Au niveau mondial également, compte tenu des difficultés liées à l’organisation d’un scrutin de cette portée, le taux de participation enregistré (42%) est très positif.

swissinfo: Personnellement, pourquoi vous êtes-vous présenté à ces élections?

C.M.: Ma candidature est la conséquence de mon engagement en faveur des immigrés, un engagement débuté dans les années 70 avec les premières luttes contre l’initiative Schwarzenbach [refusée par le peuple, cette initiative visait une réduction de la main-d’œuvre étrangère en Suisse, NDLR].

Depuis 1998, j’ai abandonné mon métier d’ingénieur en construction pour me consacrer entièrement à mon activité sociale et politique.

swissinfo: En quoi l’élection de parlementaires résidant à l’étranger modifiera-t-elle le rapport que l’Italie entretien avec ses émigrés?

C.M.: Pour les Italiens de l’étranger, ce vote est très important et marque un tournant dans le rapport avec leur pays d’origine, car ils pourront faire valoir leurs droits de manière efficace.

Mais la présence de parlementaires résidant à l’étranger est aussi importante pour l’Italie elle-même. Ceux-ci pourront en effet apporter une contribution notable au pays grâce à leur manière différente d’aborder la politique.

swissinfo: Comment ferez-vous valoir votre culture suisse durant votre mandat parlementaire?

C.M.: Mon bagage culturel suisse se fera sentir de différentes manières. Par exemple, dans le respect des minorités dans l’intégration des étrangers.

Par rapport aux spécificités de la Confédération, j’apporterai avec moi surtout la capacité de recherche du consensus, de discuter les problèmes de manière pragmatique et non idéologique, et ceci dans l’intérêt de la communauté.

swissinfo: Pensez-vous que l’on parvienne à des compromis dans une Italie qui n’y est pas habituée? Au vu des résultats de ces élections, d’aucuns la jugent d’ailleurs déjà ingouvernable.

C.M.: Je ne sais pas si l’Italie se révélera ou non ingouvernable. Mais j’espère que ce résultat très serré ne fragilisera pas la coalition, mais servira plutôt à la cimenter.

Une chose est sûre: l’issue du scrutin est une leçon pour tout le monde! Chez les politiciens, elle provoquera une réflexion profonde et une prise de conscience du fait qu’il est nécessaire de faire preuve d’humilité en respectant les minorités et les opinions de chacun.

Il s’agit donc d’un bouleversement qui pourrait se révéler utile pour l’avenir.

Interview swissinfo, Anna Passera
(Traduction de l’italien: Olivier Pauchard)

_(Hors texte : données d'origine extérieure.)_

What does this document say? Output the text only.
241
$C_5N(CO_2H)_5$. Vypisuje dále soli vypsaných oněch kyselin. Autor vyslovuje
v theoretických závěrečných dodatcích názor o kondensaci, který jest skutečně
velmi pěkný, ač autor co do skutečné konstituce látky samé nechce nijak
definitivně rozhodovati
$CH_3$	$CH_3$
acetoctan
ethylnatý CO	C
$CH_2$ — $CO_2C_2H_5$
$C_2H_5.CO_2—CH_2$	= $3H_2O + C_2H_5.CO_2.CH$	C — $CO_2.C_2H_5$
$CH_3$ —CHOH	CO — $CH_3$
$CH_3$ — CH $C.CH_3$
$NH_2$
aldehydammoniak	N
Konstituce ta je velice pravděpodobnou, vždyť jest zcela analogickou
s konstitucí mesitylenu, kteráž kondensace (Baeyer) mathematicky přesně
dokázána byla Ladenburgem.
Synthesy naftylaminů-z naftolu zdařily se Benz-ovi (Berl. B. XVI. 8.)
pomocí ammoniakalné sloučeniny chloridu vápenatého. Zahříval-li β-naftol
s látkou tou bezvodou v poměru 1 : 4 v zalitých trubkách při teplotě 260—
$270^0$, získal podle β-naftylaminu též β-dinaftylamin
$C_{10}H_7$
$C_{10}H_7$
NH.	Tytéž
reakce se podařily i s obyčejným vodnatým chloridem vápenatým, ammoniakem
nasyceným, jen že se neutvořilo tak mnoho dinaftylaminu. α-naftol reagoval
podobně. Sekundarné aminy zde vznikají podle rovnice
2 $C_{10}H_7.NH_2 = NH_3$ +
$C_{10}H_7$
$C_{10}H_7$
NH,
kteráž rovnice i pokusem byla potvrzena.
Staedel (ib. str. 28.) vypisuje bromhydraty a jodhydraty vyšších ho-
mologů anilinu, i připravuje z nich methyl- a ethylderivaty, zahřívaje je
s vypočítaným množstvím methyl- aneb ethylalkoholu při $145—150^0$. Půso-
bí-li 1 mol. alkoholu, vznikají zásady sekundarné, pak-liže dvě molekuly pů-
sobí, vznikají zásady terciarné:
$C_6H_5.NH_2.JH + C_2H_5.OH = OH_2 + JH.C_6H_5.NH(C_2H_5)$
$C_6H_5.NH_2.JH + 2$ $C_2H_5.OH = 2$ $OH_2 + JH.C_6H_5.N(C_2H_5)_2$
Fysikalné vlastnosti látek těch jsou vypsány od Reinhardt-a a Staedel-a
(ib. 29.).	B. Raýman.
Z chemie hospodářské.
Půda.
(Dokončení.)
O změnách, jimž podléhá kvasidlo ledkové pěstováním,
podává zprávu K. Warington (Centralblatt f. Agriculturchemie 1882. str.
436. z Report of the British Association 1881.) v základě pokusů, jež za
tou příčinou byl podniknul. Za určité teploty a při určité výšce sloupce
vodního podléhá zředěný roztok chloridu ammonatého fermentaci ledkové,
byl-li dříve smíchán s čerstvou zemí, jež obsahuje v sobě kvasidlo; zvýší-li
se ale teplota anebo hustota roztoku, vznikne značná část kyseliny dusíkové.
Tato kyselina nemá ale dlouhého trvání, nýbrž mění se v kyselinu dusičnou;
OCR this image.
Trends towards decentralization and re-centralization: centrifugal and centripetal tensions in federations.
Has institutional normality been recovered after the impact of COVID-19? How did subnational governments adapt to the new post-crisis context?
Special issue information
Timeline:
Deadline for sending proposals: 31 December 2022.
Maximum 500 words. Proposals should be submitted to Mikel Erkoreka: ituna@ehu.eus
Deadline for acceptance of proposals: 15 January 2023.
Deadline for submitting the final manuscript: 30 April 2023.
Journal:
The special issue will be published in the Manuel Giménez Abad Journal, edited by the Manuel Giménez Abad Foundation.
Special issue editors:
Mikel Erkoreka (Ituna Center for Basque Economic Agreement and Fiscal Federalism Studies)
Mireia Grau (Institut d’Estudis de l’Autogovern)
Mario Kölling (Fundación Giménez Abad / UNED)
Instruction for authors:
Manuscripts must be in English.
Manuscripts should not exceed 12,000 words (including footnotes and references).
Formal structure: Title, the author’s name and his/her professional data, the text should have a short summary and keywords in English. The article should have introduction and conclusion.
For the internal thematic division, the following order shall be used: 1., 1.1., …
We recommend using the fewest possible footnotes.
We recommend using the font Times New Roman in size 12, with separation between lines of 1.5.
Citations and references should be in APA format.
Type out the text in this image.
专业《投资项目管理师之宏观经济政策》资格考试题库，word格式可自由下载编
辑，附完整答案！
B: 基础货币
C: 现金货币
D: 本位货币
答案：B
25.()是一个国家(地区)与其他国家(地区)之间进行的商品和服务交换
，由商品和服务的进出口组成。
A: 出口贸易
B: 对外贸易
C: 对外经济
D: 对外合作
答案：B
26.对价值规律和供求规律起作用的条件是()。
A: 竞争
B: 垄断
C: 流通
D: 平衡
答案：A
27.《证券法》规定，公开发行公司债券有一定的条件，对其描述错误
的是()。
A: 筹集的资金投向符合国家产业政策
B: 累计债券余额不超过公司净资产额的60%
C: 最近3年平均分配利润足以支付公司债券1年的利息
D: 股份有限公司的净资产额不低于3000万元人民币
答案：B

3’520’809 Italiens vivant à l’étranger sont inscrits sur les registres électoraux (374’680 en Suisse) .
Pour la première fois, ceux-ci ont pu élire leurs représentants: 12 députés et 6 sénateurs.
En Suisse, 50,4% des Italiens inscrits ont voté.
Sénat : 159 sièges pour l’Unione (centre gauche) et 156 à la Casa delle libertà (centre droit).
Chambre des députés: 340 pour l’Unione et 277 à la Casa delle libertà.
Mis à part Claudio Micheloni au Sénat, deux autres Italiens habitant en Suisse ont été élus à la Chambre de députés: Franco Narducci (Unione) et Antonio Razzi (Di Pietro Italia dei Valori).

Claudio Micheloni est né en 1952 à Campli (Abruzzes). Il vit en Suisse depuis 1960.

Avant d’assumer des charges professionnelles dans le domaine social et politique, il avait été actif dans le secteur du génie civil en tant que dessinateur de projets.

Il préside depuis 1997 la Federazione delle Colonie Libere Italiane en Suisse.

Il est secrétaire général du Forum pour l’intégration des migrantes et des migrants depuis 2002.

Il est membre du Comité directeur des Démocrates de gauche en Suisse.